Sambil mengacungkan kepalan tangan ke atas, teriakan “merdeka” berkumandang di segenap penjuru
Indonesia. Kalau Jenderal Douglas MacArthur menggelorakan menang perangnya dengan tekad: “in war
there is no substitute for victory”. Rakyat Indonesia di bawah naungan Bung Karno, Bung Hatta, Bung
Sjahrir, Bung Tomo, Jenderal Soedirman dan para pemimpin freedom fighters lainnya semangat rakyat tidak
kalah menggelora: “Merdeka atau mati!”.

Kebersamaan

Pada Sidang BPUPKI 15 Juli 1945, Soekarno-Hatta sama-sama menyatakan bahwa Negara Indonesia didirikan
berdasar “rasa bersama”. Dari situlah paham bernegara berdasarkan “kebersamaan dan asas kekeluargaan”
digariskan dalam Konstitusi.

Hatta, pada edisi pertama majalah perjuangan Daulat Ra’jat (20 September 1931) menyatakan:
“…Bagi kita, ra’jat itoe jang oetama, ra’jat oemoem jang mempoenjai kedaoelatan, ...ra’jat itoelah jang
mendjadi oekoeran tinggi rendah deradjat kita. Dengan ra’jat itoe kita akan naik dan dengan ra’jat kita
akan toeroen… Pengandjoer-pengandjoer dan golongan kaoem terpeladjar baroe ada berarti, kalaoe
dibelakangnja ada ra’jat jang sadar dan insjaf akan kedaoelatan dirinja…”

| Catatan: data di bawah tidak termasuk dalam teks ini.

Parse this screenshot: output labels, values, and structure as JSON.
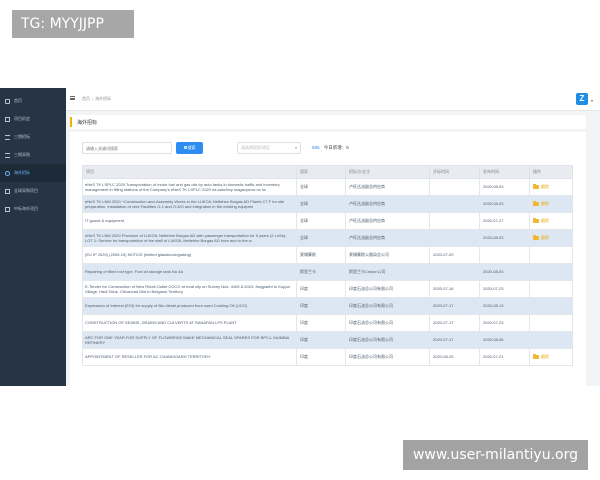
{
  "overlay": {
    "tag": "TG: MYYJJPP",
    "watermark": "www.user-milantiyu.org"
  },
  "sidebar": {
    "items": [
      {
        "label": "首页",
        "icon": "home-icon"
      },
      {
        "label": "项目机会",
        "icon": "doc-icon"
      },
      {
        "label": "三期招标",
        "icon": "list-icon"
      },
      {
        "label": "三期采购",
        "icon": "list-icon"
      },
      {
        "label": "海外招标",
        "icon": "globe-icon",
        "active": true
      },
      {
        "label": "全球采购项目",
        "icon": "doc-icon"
      },
      {
        "label": "中标海外项目",
        "icon": "doc-icon"
      }
    ]
  },
  "header": {
    "breadcrumb": [
      "首页",
      "海外招标"
    ],
    "logo_text": "Z"
  },
  "page": {
    "title": "海外招标"
  },
  "filters": {
    "search_placeholder": "请输入关键词搜索",
    "search_button": "搜索",
    "select_placeholder": "请选择国家/地区",
    "stats_total": "585",
    "stats_today": "今日新增：6"
  },
  "table": {
    "headers": [
      "项目",
      "国家",
      "招标方/业主",
      "开标时间",
      "发布时间",
      "操作"
    ],
    "rows": [
      {
        "project": "eNeS TK LSPLC 2020 Transportation of motor fuel and gas oils by auto tanks in domestic traffic and inventory management in filling stations of the Company's eNeS TK LSPLC 2020 na auto/buy magazynow no iw",
        "country": "全球",
        "owner": "卢旺达油副总供应商",
        "open": "",
        "publish": "2020-08-03",
        "action": "跟踪"
      },
      {
        "project": "eNeS TK LNM 2020 +Construction-and-Assembly Works in the LUKOIL Neftehim Burgas AD Plants C7 F for site preparation, installation of vent Facilities O-1 and O-3/O and integration in the existing equipme",
        "country": "全球",
        "owner": "卢旺达油副总供应商",
        "open": "",
        "publish": "2020-08-03",
        "action": "跟踪"
      },
      {
        "project": "IT goods & equipment",
        "country": "全球",
        "owner": "卢旺达油副总供应商",
        "open": "",
        "publish": "2020-07-27",
        "action": "跟踪"
      },
      {
        "project": "eNeS TK LNM 2020 Provision of LUKOIL Neftehim Burgas AD with passenger transportation for 5 years (2 LoSs): LOT 1: Service for transportation of the staff of LUKOIL Neftehim Burgas AD from and to the w",
        "country": "全球",
        "owner": "卢旺达油副总供应商",
        "open": "",
        "publish": "2020-08-03",
        "action": "跟踪"
      },
      {
        "project": "(EU IP 2020) (2009-10) NOTICE (limited glassblock/grating)",
        "country": "柬埔寨欧",
        "owner": "柬埔寨欧公路局总公司",
        "open": "2020-07-20",
        "publish": "",
        "action": ""
      },
      {
        "project": "Repairing of filled roof type. Fuel oil storage tank No.4A",
        "country": "斯里兰卡",
        "owner": "斯里兰卡Ceylon公司",
        "open": "",
        "publish": "2020-08-03",
        "action": ""
      },
      {
        "project": "E-Tender for Construction of New Retail Outlet COCO at rural city on Survey Nos. 4/4/5 & 5/4/3, Nagpadhi to Kuppa Village, Hadi Taluk, Chhanvad Dist in Belgaum Territory",
        "country": "印度",
        "owner": "印度石油总公司有限公司",
        "open": "2020-07-16",
        "publish": "2020-07-23",
        "action": ""
      },
      {
        "project": "Expression of Interest (EOI) for supply of Bio-diesel produced from used Cooking Oil (UCO)",
        "country": "印度",
        "owner": "印度石油总公司有限公司",
        "open": "2020-07-17",
        "publish": "2020-08-13",
        "action": ""
      },
      {
        "project": "CONSTRUCTION OF SEABIS, DRAINS AND CULVERTS AT RANAPAN LPS PLANT",
        "country": "印度",
        "owner": "印度石油总公司有限公司",
        "open": "2020-07-17",
        "publish": "2020-07-23",
        "action": ""
      },
      {
        "project": "ARC FOR ONE YEAR FOR SUPPLY OF FLOWBRIVE MAKE MECHANICAL SEAL SPARES FOR BPC-L MUMBAI REFINERY",
        "country": "印度",
        "owner": "印度石油总公司有限公司",
        "open": "2020-07-17",
        "publish": "2020-08-06",
        "action": ""
      },
      {
        "project": "APPOINTMENT OF RESELLER FOR AC CHANDIGARH TERRITORY",
        "country": "印度",
        "owner": "印度石油总公司有限公司",
        "open": "2020-08-25",
        "publish": "2020-07-21",
        "action": "跟踪"
      }
    ]
  },
  "colors": {
    "sidebar_bg": "#263445",
    "accent": "#2d8cf0",
    "title_accent": "#f0b400",
    "row_alt": "#dce7f3"
  }
}
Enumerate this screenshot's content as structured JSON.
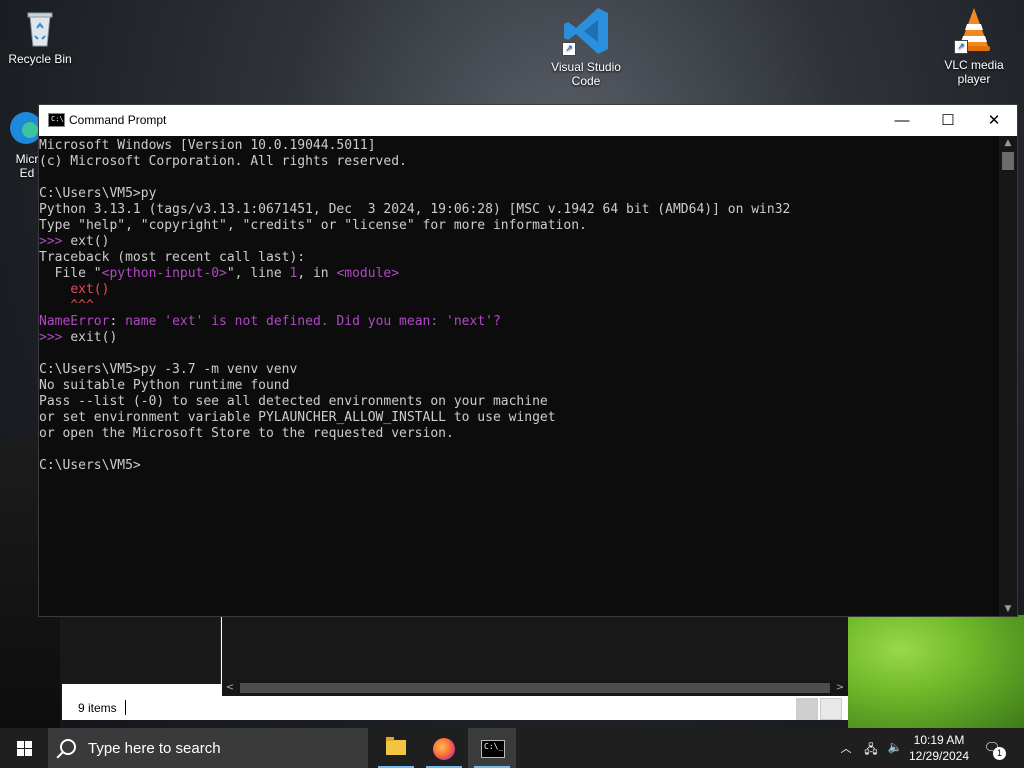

Artinya Hatta memposisikan rakyat sebagai “sentral-substansial” (primus), “tahta adalah milik rakyat”. Dari
paham kebersamaan dan asas kekeluargaan ini lahirlah konsepsi Hatta tentang “demokrasi ekonomi” dengan
makna utama “kemakmuran masyarakat lebih utama dari kemakmuran orang-seorang”. Namun tokoh
ekonomi di Jakarta (1992) sempat mencemooh istilah “demokrasi ekonomi” yang dikatakannya sebagai
istilah yang hanya ada di UUD 1945 saja, di literatur Barat tidak ditemukan dan tidak dikenal. Inilah
kegenitan ilmiah akademis kaum ekonom liberal kita. Di Barat pun dikenal, bahkan pada awal millennium
ini J.W. Smith meluncurkan buku monumentalnya dengan judul Economic Democracy: the Political Struggle
of the Twenty-First Century (2000), yang substansinya selaras benar demokrasi ekonomi kita. Istilah dan arti
“demokrasi ekonomi” tersurat dalam Penjelasan UUD 1945 (asli).

Penjelasan UUD 1945 ini kemudian dihilangkan melalui Amandemen UUD 1945. Namun Penjelasan untuk
Pasal 33 UUD 1945 (Demokrasi Ekonomi) sebagai referensi historik dan interpretasi otentik, tetap berlaku.
Para founding fathers menempatkan paham kolonial liberalistik yang “berasas” perorangan” (individualism)
pada posisi temporer, dan menggantinya dengan “paham kebersamaan” (mutualism) dan asas kekeluargaan
(brotherhood) yang diberi posisi permanen melalui Pasal II Aturan Peralihan UUD 1945 asli. Artinya,
pembangunan haruslah demi kemakmuran rakyat, untuk mencapai societal welfare and happiness, di dalam
melaksanakan pembangunan tidak boleh terjadi proses dehumanisasi kapitalistik terhadap rakyat.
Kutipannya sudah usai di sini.